Remicade uses three IV induction doses at weeks 0, 2, and 6, followed by maintenance infusions every 8 weeks at 5 mg/kg for UC, with dose escalation to 10 mg/kg or interval shortening available if response wanes, per Janssen's Remicade information. Remicade requires lifelong infusions. Omvoh uses IV induction at 300 mg every 4 weeks for three doses (weeks 0, 4, and 8), followed by subcutaneous maintenance at 200 mg every 4 weeks, per Lilly's Omvoh prescribing information. After induction, Omvoh transitions patients to home-based SC injections, eliminating ongoing infusion center visits. For UC patients who want to minimize long-term infusion time, Omvoh's SC maintenance is a meaningful practical advantage.

Switching From Remicade to Omvoh

UC patients who lose response to Remicade often consider a mechanism switch rather than cycling to a second anti-TNF. LUCENT-1 included biologic-experienced patients and showed Omvoh's efficacy in this population. Compared with cycling anti-TNFs (which typically delivers lower response rates than changing classes), a mechanism switch to IL-23 p19 blockade is supported by trial data. The omvoh after remicade UC transition generally does not require a lengthy washout, though timing depends on residual Remicade levels, antidrug antibodies, and individual patient factors. Your GI will weigh these alongside disease severity when planning the switch.

Cost and Access

Remicade has extensive biosimilar competition. Inflectra (infliximab-dyyb) and Renflexis (infliximab-abda) are widely available and often preferred on insurance formularies, which significantly lowers acquisition costs. Omvoh has no biosimilar and is priced as a branded biologic. For UC patients where insurance strongly favors a low-cost infliximab biosimilar, Remicade (or its biosimilar) may be the most accessible option. For patients whose plans cover Omvoh and who prioritize the IL-23 mechanism or SC maintenance convenience, manufacturer copay assistance programs can help bridge cost gaps for commercially insured patients.

Choosing With Your GI

For a UC patient deciding between Omvoh and Remicade, Remicade tends to win on induction speed, dose escalation flexibility, and biosimilar cost savings. Omvoh tends to win on long-term safety, SC maintenance convenience, urgency-focused outcomes from LUCENT, and performance in anti-TNF experienced patients. Ask your GI how response will be measured after induction, what to do if symptoms persist, whether therapeutic drug monitoring will be used, and how your insurance handles infliximab biosimilars versus branded IL-23 biologics.

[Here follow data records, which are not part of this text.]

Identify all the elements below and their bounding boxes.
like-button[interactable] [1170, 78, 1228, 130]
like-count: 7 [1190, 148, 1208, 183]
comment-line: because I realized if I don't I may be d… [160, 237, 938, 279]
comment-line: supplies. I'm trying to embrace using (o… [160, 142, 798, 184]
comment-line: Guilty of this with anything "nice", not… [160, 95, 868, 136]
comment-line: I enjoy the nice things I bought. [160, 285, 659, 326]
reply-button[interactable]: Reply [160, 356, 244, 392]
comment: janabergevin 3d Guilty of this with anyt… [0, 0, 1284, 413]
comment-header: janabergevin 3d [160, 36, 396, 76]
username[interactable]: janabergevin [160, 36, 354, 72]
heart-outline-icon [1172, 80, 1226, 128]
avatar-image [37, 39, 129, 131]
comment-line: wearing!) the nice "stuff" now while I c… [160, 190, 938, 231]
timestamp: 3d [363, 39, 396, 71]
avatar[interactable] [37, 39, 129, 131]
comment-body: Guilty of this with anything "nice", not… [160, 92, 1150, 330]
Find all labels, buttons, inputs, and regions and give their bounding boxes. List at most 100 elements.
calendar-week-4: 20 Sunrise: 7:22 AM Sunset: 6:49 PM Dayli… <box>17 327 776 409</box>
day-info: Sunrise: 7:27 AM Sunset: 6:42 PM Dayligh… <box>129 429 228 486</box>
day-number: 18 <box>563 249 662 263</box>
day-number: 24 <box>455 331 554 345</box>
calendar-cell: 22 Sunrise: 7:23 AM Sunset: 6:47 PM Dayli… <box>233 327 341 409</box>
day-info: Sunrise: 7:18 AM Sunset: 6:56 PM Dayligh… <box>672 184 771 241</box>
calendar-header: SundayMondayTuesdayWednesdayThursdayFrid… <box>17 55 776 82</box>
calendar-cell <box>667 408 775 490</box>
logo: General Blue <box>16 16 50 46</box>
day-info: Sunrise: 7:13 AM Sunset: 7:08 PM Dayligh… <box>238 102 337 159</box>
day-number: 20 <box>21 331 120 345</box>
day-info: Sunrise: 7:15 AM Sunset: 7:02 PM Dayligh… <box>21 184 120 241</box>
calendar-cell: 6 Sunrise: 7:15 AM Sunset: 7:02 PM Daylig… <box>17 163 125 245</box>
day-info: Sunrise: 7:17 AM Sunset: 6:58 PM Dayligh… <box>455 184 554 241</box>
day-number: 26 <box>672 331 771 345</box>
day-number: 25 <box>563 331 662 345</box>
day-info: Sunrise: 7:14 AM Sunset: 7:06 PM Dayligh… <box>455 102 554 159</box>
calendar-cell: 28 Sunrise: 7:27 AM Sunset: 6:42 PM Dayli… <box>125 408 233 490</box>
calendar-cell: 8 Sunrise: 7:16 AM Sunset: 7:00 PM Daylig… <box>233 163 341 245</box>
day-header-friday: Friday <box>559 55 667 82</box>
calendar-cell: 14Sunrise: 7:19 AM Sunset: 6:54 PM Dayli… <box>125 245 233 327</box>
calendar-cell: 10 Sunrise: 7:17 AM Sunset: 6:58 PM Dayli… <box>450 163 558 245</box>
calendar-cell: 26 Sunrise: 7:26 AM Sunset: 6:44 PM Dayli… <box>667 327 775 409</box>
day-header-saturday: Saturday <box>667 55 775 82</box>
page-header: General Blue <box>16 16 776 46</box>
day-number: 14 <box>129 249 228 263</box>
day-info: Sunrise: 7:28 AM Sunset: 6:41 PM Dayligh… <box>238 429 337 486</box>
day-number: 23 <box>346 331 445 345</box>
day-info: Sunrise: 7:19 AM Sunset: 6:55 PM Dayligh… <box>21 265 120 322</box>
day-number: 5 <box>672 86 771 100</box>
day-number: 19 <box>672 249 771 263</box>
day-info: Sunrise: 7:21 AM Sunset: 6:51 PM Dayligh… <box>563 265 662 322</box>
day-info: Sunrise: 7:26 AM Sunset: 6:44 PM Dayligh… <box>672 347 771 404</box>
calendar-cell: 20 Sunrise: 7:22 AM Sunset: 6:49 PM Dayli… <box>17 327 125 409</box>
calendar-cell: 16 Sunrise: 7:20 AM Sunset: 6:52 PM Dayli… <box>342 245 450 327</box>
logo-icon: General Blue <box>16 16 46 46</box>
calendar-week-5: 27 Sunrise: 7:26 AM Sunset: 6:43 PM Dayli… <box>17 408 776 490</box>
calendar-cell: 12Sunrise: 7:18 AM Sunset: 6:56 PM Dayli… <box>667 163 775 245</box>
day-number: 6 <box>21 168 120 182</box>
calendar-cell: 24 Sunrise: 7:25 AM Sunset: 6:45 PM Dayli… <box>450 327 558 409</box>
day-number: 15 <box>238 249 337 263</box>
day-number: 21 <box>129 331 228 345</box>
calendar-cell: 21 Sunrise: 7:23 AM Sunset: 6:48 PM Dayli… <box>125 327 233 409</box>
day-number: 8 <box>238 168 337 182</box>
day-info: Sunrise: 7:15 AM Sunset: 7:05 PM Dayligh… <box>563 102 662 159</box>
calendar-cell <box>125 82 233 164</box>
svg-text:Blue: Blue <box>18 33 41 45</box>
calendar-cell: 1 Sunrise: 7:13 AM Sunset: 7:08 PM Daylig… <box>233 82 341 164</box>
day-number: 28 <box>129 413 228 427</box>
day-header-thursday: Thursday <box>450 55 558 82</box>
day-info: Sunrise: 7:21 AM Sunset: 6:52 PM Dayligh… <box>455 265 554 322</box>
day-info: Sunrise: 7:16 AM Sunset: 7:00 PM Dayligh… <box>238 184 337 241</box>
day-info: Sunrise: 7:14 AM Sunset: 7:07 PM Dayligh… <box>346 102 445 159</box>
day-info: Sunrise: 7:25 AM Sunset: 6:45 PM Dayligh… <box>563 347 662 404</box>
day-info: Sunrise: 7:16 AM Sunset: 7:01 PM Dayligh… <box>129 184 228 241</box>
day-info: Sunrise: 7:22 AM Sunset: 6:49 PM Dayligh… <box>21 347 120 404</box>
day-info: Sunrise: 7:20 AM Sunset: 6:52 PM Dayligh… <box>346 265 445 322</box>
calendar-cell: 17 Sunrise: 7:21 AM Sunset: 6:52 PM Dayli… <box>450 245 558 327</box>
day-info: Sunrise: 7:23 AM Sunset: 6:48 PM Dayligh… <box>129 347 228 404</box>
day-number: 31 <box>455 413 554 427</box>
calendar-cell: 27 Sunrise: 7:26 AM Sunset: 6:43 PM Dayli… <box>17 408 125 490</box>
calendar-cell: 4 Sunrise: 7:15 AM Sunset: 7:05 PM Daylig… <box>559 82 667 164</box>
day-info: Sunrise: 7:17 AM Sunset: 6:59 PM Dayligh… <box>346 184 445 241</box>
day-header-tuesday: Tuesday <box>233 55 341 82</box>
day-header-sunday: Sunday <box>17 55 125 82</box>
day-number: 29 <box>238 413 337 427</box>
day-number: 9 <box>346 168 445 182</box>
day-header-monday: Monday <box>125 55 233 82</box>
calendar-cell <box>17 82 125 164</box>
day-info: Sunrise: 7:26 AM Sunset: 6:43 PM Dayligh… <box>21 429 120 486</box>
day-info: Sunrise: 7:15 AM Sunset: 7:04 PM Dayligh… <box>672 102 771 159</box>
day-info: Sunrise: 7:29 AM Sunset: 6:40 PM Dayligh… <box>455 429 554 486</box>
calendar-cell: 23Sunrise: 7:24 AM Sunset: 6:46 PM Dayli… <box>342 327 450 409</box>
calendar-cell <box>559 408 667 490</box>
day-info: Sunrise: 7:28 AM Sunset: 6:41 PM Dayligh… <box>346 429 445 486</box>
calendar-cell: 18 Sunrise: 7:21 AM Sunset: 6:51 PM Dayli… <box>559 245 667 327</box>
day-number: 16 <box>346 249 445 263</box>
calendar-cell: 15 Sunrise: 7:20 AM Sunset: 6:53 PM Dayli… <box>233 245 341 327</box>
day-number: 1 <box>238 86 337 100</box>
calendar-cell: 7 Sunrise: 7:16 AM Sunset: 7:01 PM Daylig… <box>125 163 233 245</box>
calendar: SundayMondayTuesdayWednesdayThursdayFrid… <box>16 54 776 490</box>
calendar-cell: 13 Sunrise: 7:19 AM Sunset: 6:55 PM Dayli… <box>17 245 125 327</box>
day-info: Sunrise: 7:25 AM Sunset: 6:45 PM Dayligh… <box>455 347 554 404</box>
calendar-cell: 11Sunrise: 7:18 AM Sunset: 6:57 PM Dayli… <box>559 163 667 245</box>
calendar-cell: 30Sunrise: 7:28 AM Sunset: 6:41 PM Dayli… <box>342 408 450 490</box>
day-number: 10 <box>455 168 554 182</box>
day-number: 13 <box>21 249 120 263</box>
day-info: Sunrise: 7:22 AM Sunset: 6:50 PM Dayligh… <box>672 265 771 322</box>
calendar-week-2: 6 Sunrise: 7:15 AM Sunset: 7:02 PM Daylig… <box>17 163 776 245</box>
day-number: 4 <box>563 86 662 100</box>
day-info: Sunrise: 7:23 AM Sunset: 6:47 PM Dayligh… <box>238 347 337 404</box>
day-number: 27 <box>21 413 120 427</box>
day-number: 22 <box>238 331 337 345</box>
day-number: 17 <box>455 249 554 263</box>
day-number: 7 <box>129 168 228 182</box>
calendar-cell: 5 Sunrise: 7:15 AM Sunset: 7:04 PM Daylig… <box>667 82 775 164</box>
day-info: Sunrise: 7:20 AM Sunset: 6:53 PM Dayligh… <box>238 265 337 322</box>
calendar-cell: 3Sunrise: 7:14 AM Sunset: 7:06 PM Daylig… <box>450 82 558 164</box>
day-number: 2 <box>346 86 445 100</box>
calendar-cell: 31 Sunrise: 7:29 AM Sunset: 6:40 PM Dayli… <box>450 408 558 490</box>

A log of stool frequency, urgency, blood, and any new extraintestinal symptoms between visits gives your care team the data to recognize early loss of response before a full flare returns.

This article is for educational purposes and is not medical advice. It is researched against current AGA clinical guidelines and peer-reviewed sources. Always discuss treatment decisions with your care team.